Nicht nur in den Spitälern, auch in den Apotheken sieht die aktuelle Situation alles andere als rosig aus: Seit Monaten herrscht in der Schweiz ein massiver Medikamentenmangel – und statt besser wird die Lage schlimmer: «Uns fehlen Hunderte rezeptpflichtiger Medikamente», sagt Enea Martinelli (57), Chefapotheker der Berner FMI-Spitalgruppe und Vizepräsident des Schweizerischen Apothekerverbands Pharmasuisse, zu Blick.
Konkret seien 829 Medikamente aktuell nicht verfügbar. Wie der Apothekerverband schreibt, handelt es sich um einen «traurigen Rekord». «Bei jedem zweiten Patienten müssen wir sagen, dass das Medikament, das benötigt wird, fehlt», so der Pharmazeut.

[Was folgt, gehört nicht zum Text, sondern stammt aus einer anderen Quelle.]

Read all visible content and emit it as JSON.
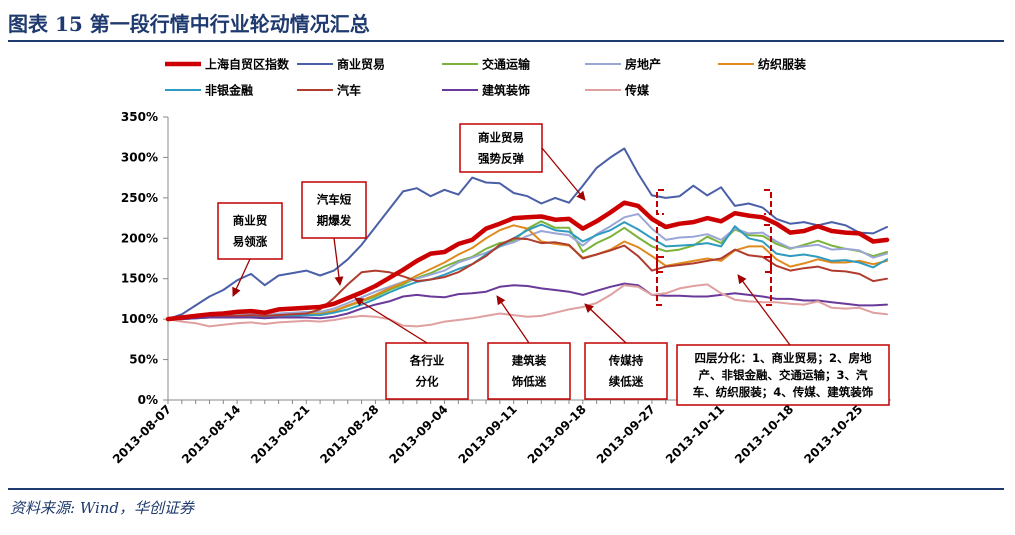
{
  "header": {
    "figure_title": "图表 15   第一段行情中行业轮动情况汇总"
  },
  "source": "资料来源: Wind，华创证券",
  "chart_data": {
    "type": "line",
    "ylim": [
      0,
      350
    ],
    "y_ticks": [
      "0%",
      "50%",
      "100%",
      "150%",
      "200%",
      "250%",
      "300%",
      "350%"
    ],
    "x_ticks": [
      "2013-08-07",
      "2013-08-14",
      "2013-08-21",
      "2013-08-28",
      "2013-09-04",
      "2013-09-11",
      "2013-09-18",
      "2013-09-27",
      "2013-10-11",
      "2013-10-18",
      "2013-10-25"
    ],
    "x_tick_index": [
      0,
      5,
      10,
      15,
      20,
      25,
      30,
      35,
      40,
      45,
      50
    ],
    "series": [
      {
        "name": "上海自贸区指数",
        "color": "#cc0000",
        "width": 4.5,
        "values": [
          100,
          102,
          104,
          106,
          107,
          109,
          110,
          108,
          112,
          113,
          114,
          115,
          119,
          126,
          133,
          141,
          151,
          161,
          172,
          181,
          183,
          193,
          198,
          212,
          218,
          225,
          226,
          227,
          223,
          224,
          212,
          221,
          232,
          244,
          240,
          224,
          214,
          218,
          220,
          225,
          221,
          231,
          228,
          226,
          218,
          207,
          209,
          215,
          209,
          207,
          206,
          196,
          198
        ]
      },
      {
        "name": "商业贸易",
        "color": "#4a5fa8",
        "width": 2,
        "values": [
          100,
          106,
          117,
          128,
          136,
          148,
          156,
          142,
          154,
          157,
          160,
          154,
          160,
          174,
          192,
          214,
          236,
          258,
          262,
          252,
          260,
          254,
          275,
          269,
          268,
          256,
          252,
          243,
          250,
          244,
          265,
          287,
          300,
          311,
          280,
          253,
          250,
          252,
          265,
          253,
          263,
          240,
          243,
          238,
          224,
          218,
          220,
          216,
          220,
          216,
          207,
          206,
          214
        ]
      },
      {
        "name": "交通运输",
        "color": "#7bb33a",
        "width": 2,
        "values": [
          100,
          100,
          102,
          103,
          104,
          104,
          105,
          103,
          104,
          106,
          107,
          107,
          110,
          116,
          122,
          128,
          136,
          143,
          151,
          157,
          165,
          172,
          177,
          187,
          194,
          197,
          212,
          221,
          213,
          213,
          183,
          194,
          202,
          213,
          201,
          190,
          184,
          186,
          191,
          202,
          194,
          211,
          204,
          203,
          193,
          187,
          192,
          197,
          191,
          187,
          184,
          178,
          183
        ]
      },
      {
        "name": "房地产",
        "color": "#9aa6d6",
        "width": 2,
        "values": [
          100,
          101,
          102,
          104,
          105,
          106,
          107,
          105,
          107,
          108,
          109,
          109,
          113,
          120,
          127,
          134,
          140,
          146,
          150,
          155,
          160,
          170,
          176,
          182,
          190,
          195,
          203,
          209,
          206,
          204,
          191,
          205,
          215,
          226,
          230,
          212,
          198,
          201,
          202,
          205,
          198,
          212,
          206,
          207,
          196,
          188,
          190,
          192,
          186,
          187,
          185,
          176,
          181
        ]
      },
      {
        "name": "纺织服装",
        "color": "#e08a1e",
        "width": 2,
        "values": [
          100,
          100,
          101,
          102,
          103,
          103,
          104,
          103,
          104,
          105,
          106,
          106,
          110,
          117,
          123,
          130,
          138,
          145,
          154,
          162,
          170,
          180,
          188,
          200,
          210,
          216,
          212,
          196,
          193,
          191,
          176,
          180,
          186,
          196,
          189,
          178,
          166,
          169,
          172,
          175,
          172,
          185,
          190,
          190,
          174,
          165,
          169,
          174,
          170,
          170,
          172,
          168,
          172
        ]
      },
      {
        "name": "非银金融",
        "color": "#2f9bbf",
        "width": 2,
        "values": [
          100,
          100,
          101,
          102,
          103,
          103,
          104,
          103,
          104,
          104,
          105,
          105,
          108,
          112,
          118,
          125,
          133,
          140,
          146,
          149,
          155,
          162,
          168,
          180,
          190,
          200,
          210,
          217,
          210,
          208,
          196,
          204,
          210,
          220,
          211,
          200,
          190,
          191,
          192,
          194,
          190,
          215,
          200,
          196,
          181,
          178,
          180,
          177,
          172,
          173,
          170,
          164,
          174
        ]
      },
      {
        "name": "汽车",
        "color": "#b03c2e",
        "width": 2,
        "values": [
          100,
          101,
          102,
          103,
          104,
          104,
          105,
          104,
          105,
          106,
          107,
          112,
          126,
          143,
          158,
          160,
          158,
          153,
          147,
          149,
          152,
          158,
          168,
          178,
          192,
          200,
          199,
          194,
          195,
          192,
          175,
          180,
          185,
          191,
          178,
          160,
          165,
          167,
          169,
          172,
          175,
          186,
          179,
          177,
          166,
          160,
          163,
          165,
          160,
          159,
          156,
          147,
          150
        ]
      },
      {
        "name": "建筑装饰",
        "color": "#6a3a9a",
        "width": 2,
        "values": [
          100,
          100,
          101,
          102,
          102,
          102,
          102,
          101,
          102,
          102,
          102,
          101,
          103,
          107,
          113,
          118,
          122,
          128,
          130,
          128,
          127,
          131,
          132,
          134,
          140,
          142,
          141,
          138,
          136,
          134,
          130,
          135,
          140,
          144,
          142,
          130,
          129,
          129,
          128,
          128,
          130,
          132,
          130,
          128,
          125,
          125,
          123,
          123,
          121,
          119,
          117,
          117,
          118
        ]
      },
      {
        "name": "传媒",
        "color": "#e0a0a0",
        "width": 2,
        "values": [
          100,
          97,
          95,
          91,
          93,
          95,
          96,
          94,
          96,
          97,
          98,
          97,
          99,
          102,
          104,
          103,
          100,
          92,
          91,
          93,
          97,
          99,
          101,
          104,
          107,
          105,
          103,
          104,
          108,
          112,
          115,
          120,
          130,
          142,
          140,
          130,
          132,
          138,
          141,
          143,
          132,
          124,
          122,
          121,
          121,
          119,
          118,
          122,
          114,
          113,
          114,
          108,
          106
        ]
      }
    ],
    "annotations": [
      {
        "text": [
          "商业贸",
          "易领涨"
        ]
      },
      {
        "text": [
          "汽车短",
          "期爆发"
        ]
      },
      {
        "text": [
          "商业贸易",
          "强势反弹"
        ]
      },
      {
        "text": [
          "各行业",
          "分化"
        ]
      },
      {
        "text": [
          "建筑装",
          "饰低迷"
        ]
      },
      {
        "text": [
          "传媒持",
          "续低迷"
        ]
      },
      {
        "text": [
          "四层分化：1、商业贸易；2、房地",
          "产、非银金融、交通运输；3、汽",
          "车、纺织服装；4、传媒、建筑装饰"
        ]
      }
    ]
  }
}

Auch Medikamente für Kinder fehlen
Blutdrucksenker, Epilepsie- sowie Parkinson-Medikamente gehören dabei zur Mangelware. Die Folgen für die Patientinnen und Patienten seien fatal: «Teilweise müssen ganze Therapien umgestellt werden», so Martinelli. Nur schon im Bereich der Medikamente gegen Herzprobleme würden rund 150 Produkte fehlen.
Doch auch bei den Fieber- und Grippemedikamenten für Kinder kommt es zu Engpässen. «Besonders jetzt, wo das RS-Virus grassiert, fällt das massiv ins Gewicht.» Martinelli zufolge hat dieser Umstand auch zu den überfüllten Kinderspitälern beigetragen.
Gründe für den Medikamentenmangel gäbe es verschiedene. «Aufgrund Chinas Null-Covid-Politik waren viele Pharmaindustrien geschlossen. Zudem kam es zu Lieferengpässen, oder gewisse Medikamente konnten nicht verpackt und deshalb nicht verschifft werden.»
Laut Martinelli sind die Medikamentenengpässe jedoch nicht erst seit Corona ein Problem. Seit 2015 betreibt er eine Datenbank, welche die schweizweiten Engpässe bei rezeptpflichtigen Medikamenten detektiert. Trotzdem: «Seither ist nichts passiert. Jetzt muss der Bund endlich handeln», fordert der Apotheker.